Live Review – Darlingside at The Courtyard Theatre

The Bostonian quartet Darlingside cast a spell over the crowded basement of the Courtyard Theatre in Shoreditch. Every element of their performance contributed to this, from the charming, funny patter between songs to the use of one old-school microphone in the middle, around which they all crowded. From the beginning, the audience was treated to a wonderful flurry of stringed instruments, changing hands and changing tunings between every song. As they progressed through their set, electric guitars, a bass, cello, banjo, mandolin (and even one or two synthesizer keyboard towards the end) started appearing.

Darlingside’s reflective sound is clearly steeped in the American folk tradition, but avoids sounding like country music. The instrumentation and performance style were a testament to this, as were the beautifully synchronized four-part vocal harmonies, weaving an energetic nostalgia. The dominating use of stringed instruments also conjured up a feeling of wandering in the woods, and in combination with the close harmonies of the breathy, almost chanted singing, the music took the audience back in time.
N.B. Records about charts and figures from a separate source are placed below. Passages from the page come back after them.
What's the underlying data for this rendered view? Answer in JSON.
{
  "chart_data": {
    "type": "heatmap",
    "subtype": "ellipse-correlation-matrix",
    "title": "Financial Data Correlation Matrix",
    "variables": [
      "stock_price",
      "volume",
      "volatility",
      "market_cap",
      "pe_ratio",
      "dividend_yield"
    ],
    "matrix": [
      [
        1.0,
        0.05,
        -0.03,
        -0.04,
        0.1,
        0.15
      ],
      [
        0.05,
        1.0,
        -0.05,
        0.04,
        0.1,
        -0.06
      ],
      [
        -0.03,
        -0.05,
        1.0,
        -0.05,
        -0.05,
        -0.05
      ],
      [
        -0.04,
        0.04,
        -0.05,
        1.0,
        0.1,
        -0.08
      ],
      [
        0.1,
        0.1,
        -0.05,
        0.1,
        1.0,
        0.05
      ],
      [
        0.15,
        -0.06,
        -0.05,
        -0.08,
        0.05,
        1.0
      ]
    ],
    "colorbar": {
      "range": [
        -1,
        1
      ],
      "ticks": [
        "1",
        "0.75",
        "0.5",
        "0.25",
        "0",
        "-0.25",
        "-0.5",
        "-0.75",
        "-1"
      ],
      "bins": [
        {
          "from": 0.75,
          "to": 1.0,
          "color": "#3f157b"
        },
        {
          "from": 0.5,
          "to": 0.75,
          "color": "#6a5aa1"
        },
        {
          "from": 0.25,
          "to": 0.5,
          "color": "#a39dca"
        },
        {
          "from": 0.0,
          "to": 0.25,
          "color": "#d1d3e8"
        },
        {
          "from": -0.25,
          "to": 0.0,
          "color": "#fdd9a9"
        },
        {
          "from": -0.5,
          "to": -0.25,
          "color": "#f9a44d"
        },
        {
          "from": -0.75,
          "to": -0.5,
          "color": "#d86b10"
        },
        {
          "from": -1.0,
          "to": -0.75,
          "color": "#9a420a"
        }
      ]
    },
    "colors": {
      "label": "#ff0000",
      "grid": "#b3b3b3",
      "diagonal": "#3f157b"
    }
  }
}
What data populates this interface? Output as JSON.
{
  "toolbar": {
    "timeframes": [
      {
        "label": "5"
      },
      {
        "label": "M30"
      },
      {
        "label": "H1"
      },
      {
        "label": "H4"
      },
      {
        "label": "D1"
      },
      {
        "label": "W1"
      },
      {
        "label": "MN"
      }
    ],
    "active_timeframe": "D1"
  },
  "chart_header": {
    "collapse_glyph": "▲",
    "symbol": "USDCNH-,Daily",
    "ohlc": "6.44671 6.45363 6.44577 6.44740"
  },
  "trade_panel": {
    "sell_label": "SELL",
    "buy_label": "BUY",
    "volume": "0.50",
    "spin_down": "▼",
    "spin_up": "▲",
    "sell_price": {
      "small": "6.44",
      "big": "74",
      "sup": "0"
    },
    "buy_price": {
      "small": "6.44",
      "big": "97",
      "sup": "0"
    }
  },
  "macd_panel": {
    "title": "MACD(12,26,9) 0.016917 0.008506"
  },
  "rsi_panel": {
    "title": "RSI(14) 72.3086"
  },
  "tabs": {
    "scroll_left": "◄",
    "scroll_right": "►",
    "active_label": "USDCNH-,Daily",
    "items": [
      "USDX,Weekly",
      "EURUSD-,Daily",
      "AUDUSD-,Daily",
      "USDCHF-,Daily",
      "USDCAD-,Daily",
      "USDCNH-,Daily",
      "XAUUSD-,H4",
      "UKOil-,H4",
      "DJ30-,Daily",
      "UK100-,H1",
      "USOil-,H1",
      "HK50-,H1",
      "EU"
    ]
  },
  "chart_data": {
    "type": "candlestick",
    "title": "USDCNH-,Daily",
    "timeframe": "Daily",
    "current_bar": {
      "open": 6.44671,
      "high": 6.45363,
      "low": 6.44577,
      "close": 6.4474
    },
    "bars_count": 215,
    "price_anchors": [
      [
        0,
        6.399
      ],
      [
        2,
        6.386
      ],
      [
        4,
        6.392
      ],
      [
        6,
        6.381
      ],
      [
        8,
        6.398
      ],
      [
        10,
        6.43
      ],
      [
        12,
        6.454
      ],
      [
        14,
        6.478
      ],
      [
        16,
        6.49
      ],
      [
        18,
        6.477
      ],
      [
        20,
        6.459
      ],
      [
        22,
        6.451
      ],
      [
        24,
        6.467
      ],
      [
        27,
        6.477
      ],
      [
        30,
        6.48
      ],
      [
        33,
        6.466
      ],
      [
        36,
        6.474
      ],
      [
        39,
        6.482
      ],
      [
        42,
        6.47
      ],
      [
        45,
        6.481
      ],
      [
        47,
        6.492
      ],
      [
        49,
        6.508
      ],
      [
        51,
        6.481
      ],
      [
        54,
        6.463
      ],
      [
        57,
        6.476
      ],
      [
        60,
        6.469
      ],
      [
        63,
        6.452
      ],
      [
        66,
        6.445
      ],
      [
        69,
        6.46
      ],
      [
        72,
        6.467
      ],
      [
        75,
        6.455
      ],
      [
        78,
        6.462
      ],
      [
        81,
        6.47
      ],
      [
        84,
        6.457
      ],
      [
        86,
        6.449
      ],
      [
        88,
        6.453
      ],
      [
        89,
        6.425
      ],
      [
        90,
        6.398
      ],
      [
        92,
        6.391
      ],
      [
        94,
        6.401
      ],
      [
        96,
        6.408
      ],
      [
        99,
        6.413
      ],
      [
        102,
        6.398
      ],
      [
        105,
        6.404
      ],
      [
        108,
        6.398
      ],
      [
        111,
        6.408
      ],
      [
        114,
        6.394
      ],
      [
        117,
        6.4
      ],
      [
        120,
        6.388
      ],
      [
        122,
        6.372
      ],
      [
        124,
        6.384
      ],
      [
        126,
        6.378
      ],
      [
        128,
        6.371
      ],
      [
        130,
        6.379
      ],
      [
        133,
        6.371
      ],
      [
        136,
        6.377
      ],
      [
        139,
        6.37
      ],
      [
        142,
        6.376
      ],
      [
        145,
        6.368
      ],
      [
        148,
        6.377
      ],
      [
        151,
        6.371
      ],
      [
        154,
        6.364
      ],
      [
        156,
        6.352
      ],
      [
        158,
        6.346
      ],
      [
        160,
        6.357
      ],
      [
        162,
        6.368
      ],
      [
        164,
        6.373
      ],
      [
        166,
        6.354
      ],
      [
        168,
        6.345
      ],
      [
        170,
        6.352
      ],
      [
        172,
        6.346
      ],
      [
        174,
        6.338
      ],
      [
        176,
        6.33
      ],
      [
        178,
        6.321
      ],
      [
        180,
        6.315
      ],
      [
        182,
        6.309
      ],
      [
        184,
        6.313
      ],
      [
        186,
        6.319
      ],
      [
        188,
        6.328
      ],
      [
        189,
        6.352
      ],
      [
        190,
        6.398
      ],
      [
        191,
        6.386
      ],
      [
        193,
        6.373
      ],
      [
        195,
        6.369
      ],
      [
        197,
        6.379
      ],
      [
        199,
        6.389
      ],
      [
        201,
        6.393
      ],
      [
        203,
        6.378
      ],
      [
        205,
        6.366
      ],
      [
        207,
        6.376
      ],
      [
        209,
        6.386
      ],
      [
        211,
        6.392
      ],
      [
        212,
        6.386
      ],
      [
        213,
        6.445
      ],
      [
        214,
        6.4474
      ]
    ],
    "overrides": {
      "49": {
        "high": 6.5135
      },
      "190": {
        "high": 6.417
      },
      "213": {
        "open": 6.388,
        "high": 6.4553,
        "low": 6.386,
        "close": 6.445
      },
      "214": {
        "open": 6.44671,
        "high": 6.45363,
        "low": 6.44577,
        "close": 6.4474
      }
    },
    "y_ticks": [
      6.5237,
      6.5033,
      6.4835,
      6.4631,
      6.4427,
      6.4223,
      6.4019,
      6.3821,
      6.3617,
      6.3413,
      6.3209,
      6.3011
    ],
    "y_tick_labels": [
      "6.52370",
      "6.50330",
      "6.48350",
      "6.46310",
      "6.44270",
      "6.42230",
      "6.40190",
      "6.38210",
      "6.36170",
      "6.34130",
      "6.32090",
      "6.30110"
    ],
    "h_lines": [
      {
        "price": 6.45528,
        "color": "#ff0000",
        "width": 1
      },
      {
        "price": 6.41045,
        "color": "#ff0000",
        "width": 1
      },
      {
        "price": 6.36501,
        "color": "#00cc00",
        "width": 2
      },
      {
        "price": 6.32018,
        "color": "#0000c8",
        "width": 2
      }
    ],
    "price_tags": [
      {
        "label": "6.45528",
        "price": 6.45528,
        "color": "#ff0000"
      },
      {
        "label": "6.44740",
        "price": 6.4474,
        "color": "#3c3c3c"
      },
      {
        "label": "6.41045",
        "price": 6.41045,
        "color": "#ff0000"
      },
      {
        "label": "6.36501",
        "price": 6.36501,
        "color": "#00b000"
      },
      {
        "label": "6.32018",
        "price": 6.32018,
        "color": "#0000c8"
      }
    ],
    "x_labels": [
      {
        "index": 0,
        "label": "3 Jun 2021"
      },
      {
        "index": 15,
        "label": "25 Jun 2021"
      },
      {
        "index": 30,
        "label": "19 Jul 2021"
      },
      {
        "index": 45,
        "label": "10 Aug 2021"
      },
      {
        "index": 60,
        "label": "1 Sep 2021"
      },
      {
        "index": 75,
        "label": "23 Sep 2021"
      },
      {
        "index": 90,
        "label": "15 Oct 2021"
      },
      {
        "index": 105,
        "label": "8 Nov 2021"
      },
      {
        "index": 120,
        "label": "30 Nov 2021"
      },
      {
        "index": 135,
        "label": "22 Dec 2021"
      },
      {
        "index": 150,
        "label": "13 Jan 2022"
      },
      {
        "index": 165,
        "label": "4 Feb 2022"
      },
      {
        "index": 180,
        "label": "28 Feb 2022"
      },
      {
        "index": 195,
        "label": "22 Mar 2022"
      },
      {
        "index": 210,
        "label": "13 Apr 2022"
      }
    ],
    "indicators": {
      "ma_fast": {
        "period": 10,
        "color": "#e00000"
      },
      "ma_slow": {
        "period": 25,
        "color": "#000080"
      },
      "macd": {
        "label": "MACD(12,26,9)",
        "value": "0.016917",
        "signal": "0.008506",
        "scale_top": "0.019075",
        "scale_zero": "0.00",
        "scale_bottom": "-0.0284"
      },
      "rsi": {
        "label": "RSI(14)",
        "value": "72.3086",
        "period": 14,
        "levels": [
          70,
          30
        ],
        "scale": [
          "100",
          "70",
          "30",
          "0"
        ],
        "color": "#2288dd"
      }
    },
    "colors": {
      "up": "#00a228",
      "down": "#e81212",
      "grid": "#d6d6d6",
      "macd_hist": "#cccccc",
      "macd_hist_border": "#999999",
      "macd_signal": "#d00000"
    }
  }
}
Other elements of Darlingside’s playing, however, were certainly forward-facing. In Go Back, they sung about time travel, and more than once (such as in Eschaton) they dealt with the apocalypse. These touches of futurism extended beyond the lyrical and thematic content, however, and there was the occasional use of electronic instruments. These were used to create looped, arpeggiated figures that lay at the bottom of the otherwise wholly acoustic sound, very much in the manner of Bon Iver.

This contrast of old and new was formed gracefully, and the resultant ‘future folk’ sounded at the same time hopeful and nostalgic, always poetic, gentle and loving. In fact, there was a carefree yet kindhearted feeling to the music, which matched the happy mood of the highly talented musicians, obviously doing what was so right for them. This was clear in White Horses, where there was no distinguishable change from the tuning of the instruments to the start of the song: it just unfolded naturally.

Another impressive contrast was that of the musical textures within individual songs. The dynamics fluctuated with ease, and the four members of Darlingside lightly jumped between fully-involved instrumentation and almost completely stripped-back playing (as in Whippoorwill).

Overall this concert was a huge success, and the energetic, wholly unified performance of Darlingside earned them a warm and appreciative applause at the end.